You don’t need to have seen O’Neill’s Long Day’s Journey into Night, but if you have, you’ll recognise Jim’s second name — Tyrone — and understand his dysfunctional family inheritance. This play joins the failing actor in his forties as years of boozing and bitter self-loathing are taking their toll. He’s landlord to tenant farmer Phil — the brilliant David Threlfall — who is similarly steeped in hooch, and Josie, Phil’s only remaining child (the others having hightailed it out of there), who hides her heart behind a fabricated reputation for promiscuity. When they think Jim might sell the farm, father and daughter concoct a ramshackle plan for her to seduce and shame him.

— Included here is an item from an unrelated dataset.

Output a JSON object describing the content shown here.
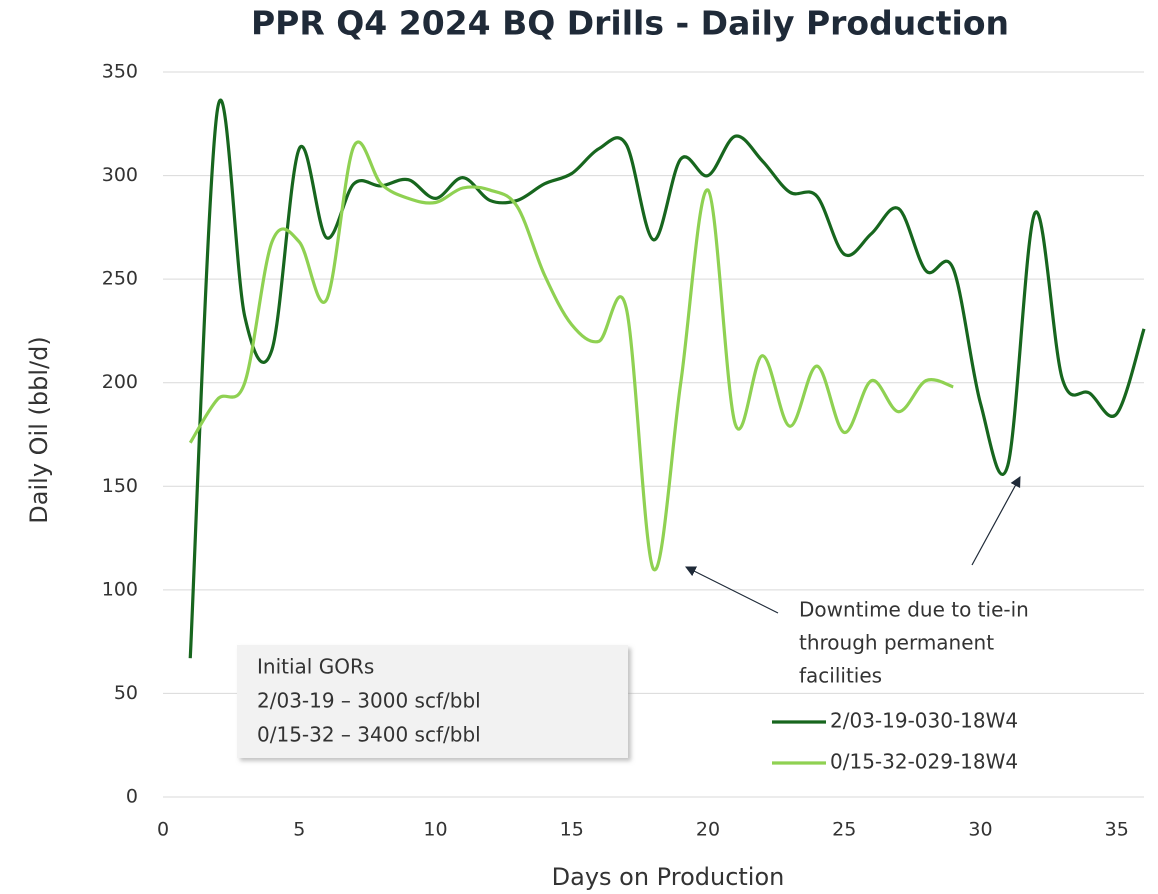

The agonising irony is that Josie and Jim really care for one another, though neither dares to admit it.

The play takes its sweet time to arrive at that final crucial encounter, but when it does, it’s worth it. By then we’ve seen, in Shannon and Wilson’s beautifully layered, deeply poignant performances, just why letting go is so hard. In Shannon’s magnetic Jim, we sometimes glimpse the charm and wit that might have dazzled Broadway, were he not consumed by guilt and shame. He’s as unpredictable as a cat, still and suave one moment, stumbling and self-pitying the next.

Wilson, meanwhile, is exquisitely precise, her character hiding behind the rough persona she has constructed, prickly as a cactus. She stomps about the farm, brandishing a cudgel, but in moments alone her face crumples and softens, her body sagging with exhaustion, revealing the cost of keeping up the fight. The great sadness is that she believes she’s unlovable, though both Jim and her father are devoted to her. The way she cradles the sleeping Jim speaks volumes about the longing and loss that scars them both.

Tom Scutt’s set casts them adrift in a chaotic timber yard, where the long ladders reaching towards the sky seem to mock their stunted hopes, while Jack Knowles’ lighting sends the Moon tracking around them like a searchlight. It’s a tougher watch than Frecknall’s gorgeously poetic productions of Tennessee Williams’s Streetcar and Summer and Smoke — it’s a very different play — but it shares with them a compassionate understanding of human frailty.